Culture Change Management Program
Organizations all over the world recognize the relevance and importance of culture change. As we understand that the differentiator in organizations is people, we look for ways to change the culture to be more productive.
Some organizations respond to this challenge by sending their management team off to a culture change management program. They are hopeful that the managers will learn skills in organizational culture management. But corporate culture change is a complex undertaking, and many fail to change the culture.
- Why are these programs ineffective?
- What can be done to make them more effective?
- How do we sustain productive behavior change?
Values are the key to Culture Change Management
A typical culture change program will focus on process and structure. Very few consider the relevance of values. The change is all about aligning the values of individual and organization. This is at the heart of organizational culture management.
Values govern behavior. And so, if we are interested in changing behaviors, we must start with values. Corporate culture change is about reflecting a new set of values that individuals—whether they are managers or employees—can buy into.
Part of the problem is that values are intangible; you can’t see them. But the behaviors people exhibit at work and a direct result of the values they hold.

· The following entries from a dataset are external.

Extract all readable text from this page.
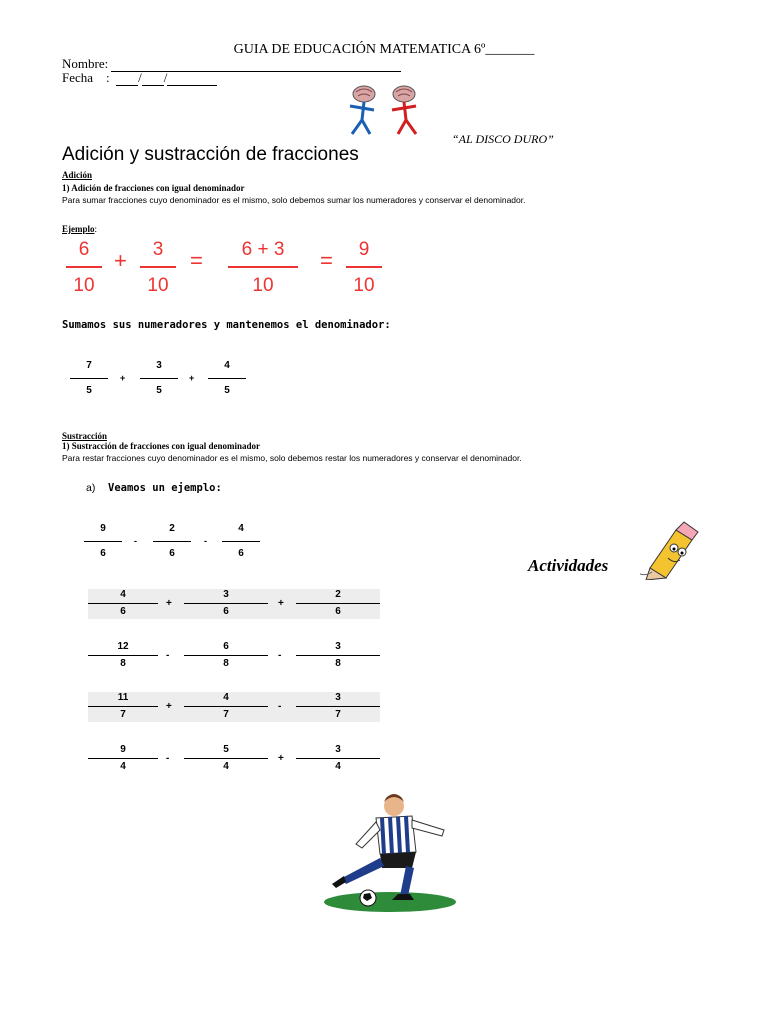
GUIA DE EDUCACIÓN MATEMATICA 6º_______
Nombre:
Fecha    :  / /
“AL DISCO DURO”
Adición y sustracción de fracciones
Adición
1) Adición de fracciones con igual denominador
Para sumar fracciones cuyo denominador es el mismo, solo debemos sumar los numeradores y conservar el denominador.
Ejemplo:
6
10
+	3
10
=	6 + 3
10
=	9
10
Sumamos sus numeradores y mantenemos el denominador:
7
5
+
3
5
+
4
5
Sustracción
1) Sustracción de fracciones con igual denominador
Para restar fracciones cuyo denominador es el mismo, solo debemos restar los numeradores y conservar el denominador.
a) Veamos un ejemplo:
9
6
-
2
6
-
4
6
Actividades
4
6
+
3
6
+
2
6
12
8
-
6
8
-
3
8
11
7
+
4
7
-
3
7
9
4
-
5
4
+
3
4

The Eight Values of Corporate Culture Change
My research suggests there are eight values that align the needs and interests of organizations and employees. WINNERS-at-WORK has a culture change management program that teaches people the relevance of these eight values and how they can be implemented into the fabric of any organization.

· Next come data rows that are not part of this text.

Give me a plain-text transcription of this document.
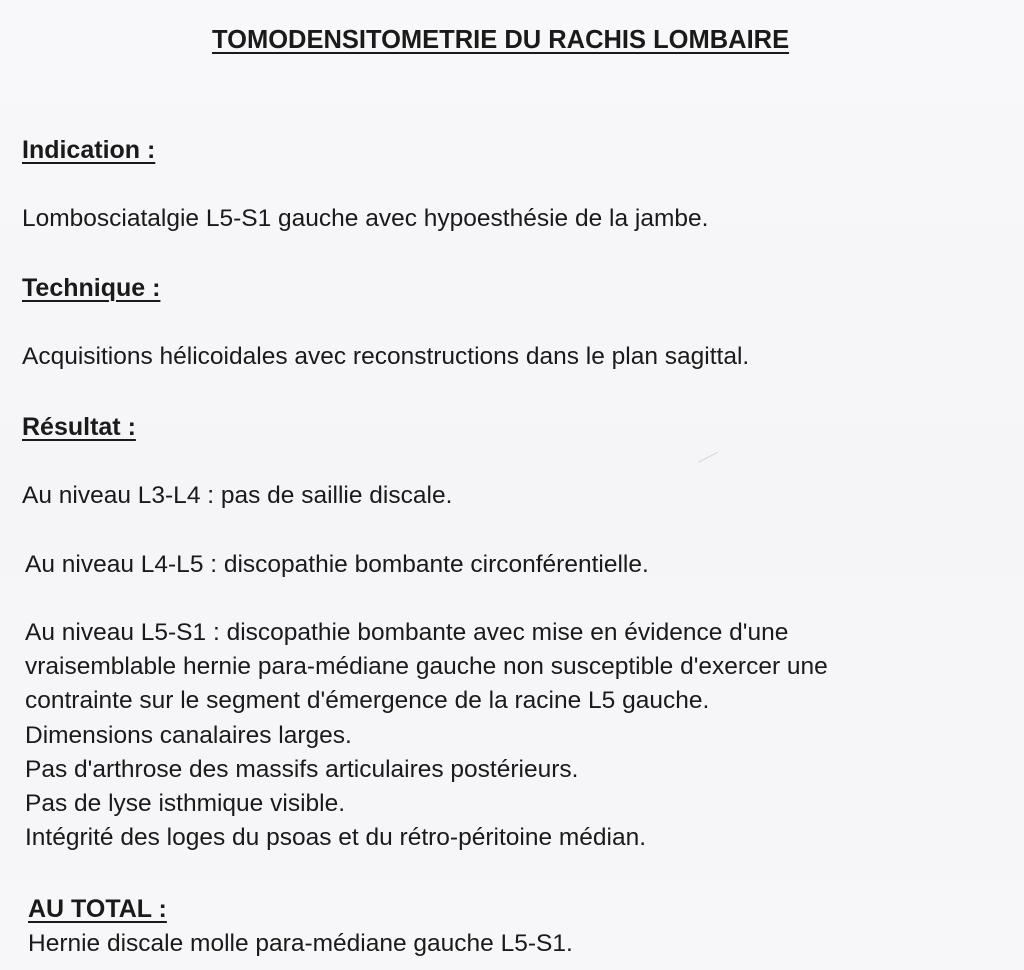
TOMODENSITOMETRIE DU RACHIS LOMBAIRE
Indication :
Lombosciatalgie L5-S1 gauche avec hypoesthésie de la jambe.
Technique :
Acquisitions hélicoidales avec reconstructions dans le plan sagittal.
Résultat :
Au niveau L3-L4 : pas de saillie discale.
Au niveau L4-L5 : discopathie bombante circonférentielle.
Au niveau L5-S1 : discopathie bombante avec mise en évidence d'une
vraisemblable hernie para-médiane gauche non susceptible d'exercer une
contrainte sur le segment d'émergence de la racine L5 gauche.
Dimensions canalaires larges.
Pas d'arthrose des massifs articulaires postérieurs.
Pas de lyse isthmique visible.
Intégrité des loges du psoas et du rétro-péritoine médian.
AU TOTAL :
Hernie discale molle para-médiane gauche L5-S1.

The change is about the implementation of these eight values. Organizational culture management is measuring, monitoring, implementing, and evaluating these eight values. Ultimately, corporate culture change is about the extent to which behaviors consistently reflect these values in the daily workplace.
The Eight Values are
- Flexible deployment,
- Customer-focus,
- Performance-focus,
- Project-based work,
- Human spirit and work,
- Commitment,
- Learning and development, and
- Open information.
These are the foundation of corporate culture change. Organizational culture management is about making sure these values are sustainable. Our culture change management program explains in practical detail how this is done. Organizational culture management is a core leadership skill in the twenty-first century and we teach you how to do this.
The Shortcomings of Most Culture Change Management Programs
In contrast, many programs fail to address values. Culture change management is therefore going to be ineffective in the long-term. For instance, replacing the current CRM system might sound like a good idea.
But unless the value of customer-focus doesn’t permeate throughout the corporate culture, a new piece of software won’t provide the answer. Corporate change begins with values. We explain to your clients that organizational culture management is much more then implementing a system, model, or applying a process.
So, in summary, most culture change initiatives fail. They fail because the program managers attend doesn’t emphasis the importance of values. This change is all about values, not process. It’s not the processes that need managing; it is the values that need attention.
Corporate culture change is about changing people’s thinking. By changing people’s thinking, you ultimately change their behavior. Behavior change then becomes sustainable and culture change takes place.
Most organizational culture change management programs spent too much time and attention on structure and process, and too little time on what’s important to employees. The eight values we have just described above are in the interests of all stakeholders. These eight values align the individual with the organization. That’s the key to successful culture change.